Smallpox, caused by the Variola virus, was a devastating infectious disease. It was highly contagious and lethal, killing up to 30% of those infected and often leaving survivors with disfiguring scars or blindness. Responsible for an estimated 300 million deaths in the 20th century alone, its successful elimination stands as the only time a human disease has been globally eradicated. This monumental achievement shifts the meaning of prevention from protecting populations against a circulating virus to protecting the world against its potential re-emergence.
The Global Strategy for Eradication
The World Health Organization (WHO) launched its Intensified Eradication Program in 1967, initially relying on mass vaccination. Logistical challenges soon required a more targeted approach, pivoting the strategy to “ring vaccination.” This method focused on rapidly identifying new cases through active surveillance. Once a case was found, the infected individual was isolated, and public health teams created a protective “ring” of immunity by vaccinating all known contacts and their contacts.
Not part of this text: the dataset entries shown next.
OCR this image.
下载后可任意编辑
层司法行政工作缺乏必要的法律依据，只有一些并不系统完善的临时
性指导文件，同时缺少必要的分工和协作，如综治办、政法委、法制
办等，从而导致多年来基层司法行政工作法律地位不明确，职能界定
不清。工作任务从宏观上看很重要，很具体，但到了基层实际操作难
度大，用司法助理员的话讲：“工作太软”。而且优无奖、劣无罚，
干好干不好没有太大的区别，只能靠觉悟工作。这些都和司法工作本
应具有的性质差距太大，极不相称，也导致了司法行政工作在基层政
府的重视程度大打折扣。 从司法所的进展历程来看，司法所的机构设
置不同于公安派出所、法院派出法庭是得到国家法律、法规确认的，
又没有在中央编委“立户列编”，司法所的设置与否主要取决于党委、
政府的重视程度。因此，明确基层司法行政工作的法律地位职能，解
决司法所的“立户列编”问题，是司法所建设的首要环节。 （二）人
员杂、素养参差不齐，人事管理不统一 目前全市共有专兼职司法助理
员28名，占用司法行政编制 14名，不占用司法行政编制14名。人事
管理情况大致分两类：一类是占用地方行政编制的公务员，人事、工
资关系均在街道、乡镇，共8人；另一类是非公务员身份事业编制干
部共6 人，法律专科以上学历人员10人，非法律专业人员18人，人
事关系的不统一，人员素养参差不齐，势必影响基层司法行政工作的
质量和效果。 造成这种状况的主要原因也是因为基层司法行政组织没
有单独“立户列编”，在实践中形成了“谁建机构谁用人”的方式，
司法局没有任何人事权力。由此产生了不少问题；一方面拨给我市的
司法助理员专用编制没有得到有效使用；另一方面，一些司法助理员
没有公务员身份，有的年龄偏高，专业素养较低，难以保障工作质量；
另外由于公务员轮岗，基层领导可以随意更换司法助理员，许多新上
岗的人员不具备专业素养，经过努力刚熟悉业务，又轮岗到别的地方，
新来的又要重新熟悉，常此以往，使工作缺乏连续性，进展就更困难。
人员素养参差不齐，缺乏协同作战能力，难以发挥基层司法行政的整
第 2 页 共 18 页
This strategy was efficient because the virus lacks an animal reservoir and requires direct, prolonged person-to-person contact. This surveillance and containment model led to the last naturally occurring case in 1977, and the disease was declared officially eradicated in 1980.
The Smallpox Vaccine: Mechanism and Efficacy
The smallpox vaccine, derived from the Vaccinia virus (a related but less harmful orthopoxvirus), underpinned the eradication campaign. This live-virus preparation works by inducing cross-immunity, meaning the immune response generated against Vaccinia protects against the deadly Variola virus. The vaccine stimulates both B-cell antibody production and T-cell responses, providing robust and long-lasting defense.
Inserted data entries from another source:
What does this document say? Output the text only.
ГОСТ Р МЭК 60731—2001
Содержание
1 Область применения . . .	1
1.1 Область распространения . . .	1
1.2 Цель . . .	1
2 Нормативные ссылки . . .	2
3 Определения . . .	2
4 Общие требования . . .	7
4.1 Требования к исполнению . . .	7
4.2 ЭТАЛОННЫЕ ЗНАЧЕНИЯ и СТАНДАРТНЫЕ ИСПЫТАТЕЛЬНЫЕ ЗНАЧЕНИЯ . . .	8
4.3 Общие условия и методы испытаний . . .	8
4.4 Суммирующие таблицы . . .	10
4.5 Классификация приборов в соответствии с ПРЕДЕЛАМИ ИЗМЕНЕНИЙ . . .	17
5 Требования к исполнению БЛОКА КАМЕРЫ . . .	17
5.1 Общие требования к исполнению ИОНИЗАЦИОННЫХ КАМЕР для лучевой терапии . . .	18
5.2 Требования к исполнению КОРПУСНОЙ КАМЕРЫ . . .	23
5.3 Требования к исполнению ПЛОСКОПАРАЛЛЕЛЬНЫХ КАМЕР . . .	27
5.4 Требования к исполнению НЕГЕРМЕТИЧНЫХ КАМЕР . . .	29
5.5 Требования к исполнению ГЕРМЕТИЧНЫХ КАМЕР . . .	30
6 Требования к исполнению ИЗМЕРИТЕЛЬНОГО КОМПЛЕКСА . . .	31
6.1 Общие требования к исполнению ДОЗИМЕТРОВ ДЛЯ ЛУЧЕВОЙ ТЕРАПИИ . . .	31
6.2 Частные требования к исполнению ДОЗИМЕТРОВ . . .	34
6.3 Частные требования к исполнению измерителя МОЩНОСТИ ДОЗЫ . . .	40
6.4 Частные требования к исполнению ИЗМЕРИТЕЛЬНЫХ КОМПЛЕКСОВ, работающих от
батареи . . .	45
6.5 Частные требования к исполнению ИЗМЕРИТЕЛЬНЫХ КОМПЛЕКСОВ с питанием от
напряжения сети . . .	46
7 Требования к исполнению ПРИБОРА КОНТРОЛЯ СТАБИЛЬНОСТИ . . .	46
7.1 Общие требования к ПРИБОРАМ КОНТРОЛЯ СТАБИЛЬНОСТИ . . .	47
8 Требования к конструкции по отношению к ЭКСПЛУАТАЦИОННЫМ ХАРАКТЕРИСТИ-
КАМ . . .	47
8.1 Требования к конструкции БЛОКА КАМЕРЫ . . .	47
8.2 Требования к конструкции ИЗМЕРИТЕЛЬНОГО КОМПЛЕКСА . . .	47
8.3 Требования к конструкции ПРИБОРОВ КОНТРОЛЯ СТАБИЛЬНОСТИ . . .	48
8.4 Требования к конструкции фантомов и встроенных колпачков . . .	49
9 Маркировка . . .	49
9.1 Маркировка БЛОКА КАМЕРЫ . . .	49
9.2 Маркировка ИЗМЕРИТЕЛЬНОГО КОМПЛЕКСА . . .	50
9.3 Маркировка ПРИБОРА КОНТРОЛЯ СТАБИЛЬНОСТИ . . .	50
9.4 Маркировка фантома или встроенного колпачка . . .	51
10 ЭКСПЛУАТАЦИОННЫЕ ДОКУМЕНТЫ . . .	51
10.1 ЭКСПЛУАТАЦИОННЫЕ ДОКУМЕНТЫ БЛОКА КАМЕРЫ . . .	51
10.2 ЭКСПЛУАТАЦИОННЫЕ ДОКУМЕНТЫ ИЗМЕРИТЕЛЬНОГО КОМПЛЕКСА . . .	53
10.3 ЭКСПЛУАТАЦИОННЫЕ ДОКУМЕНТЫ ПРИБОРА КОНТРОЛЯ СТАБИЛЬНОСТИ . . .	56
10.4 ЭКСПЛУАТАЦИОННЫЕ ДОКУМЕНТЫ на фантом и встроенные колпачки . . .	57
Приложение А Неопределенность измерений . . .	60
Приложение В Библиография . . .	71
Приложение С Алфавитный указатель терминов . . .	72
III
The vaccine was administered using a specialized instrument called a bifurcated needle, a small, two-pronged metal tool. The technique involved rapidly pricking the skin’s surface multiple times, ensuring the live virus was introduced and leading to a localized infection called a “take,” which confirmed successful vaccination. While highly effective, first and second-generation vaccines carried risks due to the use of a live, replicating virus. Side effects included localized reactions and, in rare cases, serious complications such as generalized vaccinia or post-vaccinial encephalitis, particularly in immunocompromised individuals. This safety profile has driven the development of newer, safer third-generation vaccines, such as MVA-BN (JYNNEOS), which are non-replicating.
Current Biosecurity Measures and Stockpiles
In the post-eradication era, prevention has shifted entirely to biosecurity and preparedness against accidental or intentional re-emergence. The only two officially recognized repositories for the live Variola virus are at the Centers for Disease Control and Prevention (CDC) in the U.S. and the Vector Institute in Russia. These stocks are kept under stringent protocols within maximum-containment Biosafety Level 4 (BSL-4) laboratories. Routine public vaccination ceased decades ago, leaving the majority of the global population susceptible. Today, vaccination is limited to specific groups facing elevated occupational risk, such as laboratory researchers and certain military personnel.
Global readiness is maintained through substantial vaccine and therapeutic stockpiles. The U.S. Strategic National Stockpile (SNS) holds millions of doses, including the replicating ACAM2000 and the non-replicating JYNNEOS vaccine. The WHO also maintains a Smallpox Vaccine Emergency Stockpile (SVES) for rapid, coordinated international response. Additionally, modern medical countermeasures, such as the antiviral drugs tecovirimat (TPOXX) and brincidofovir (Tembexa), are stockpiled to treat smallpox infection should an event occur.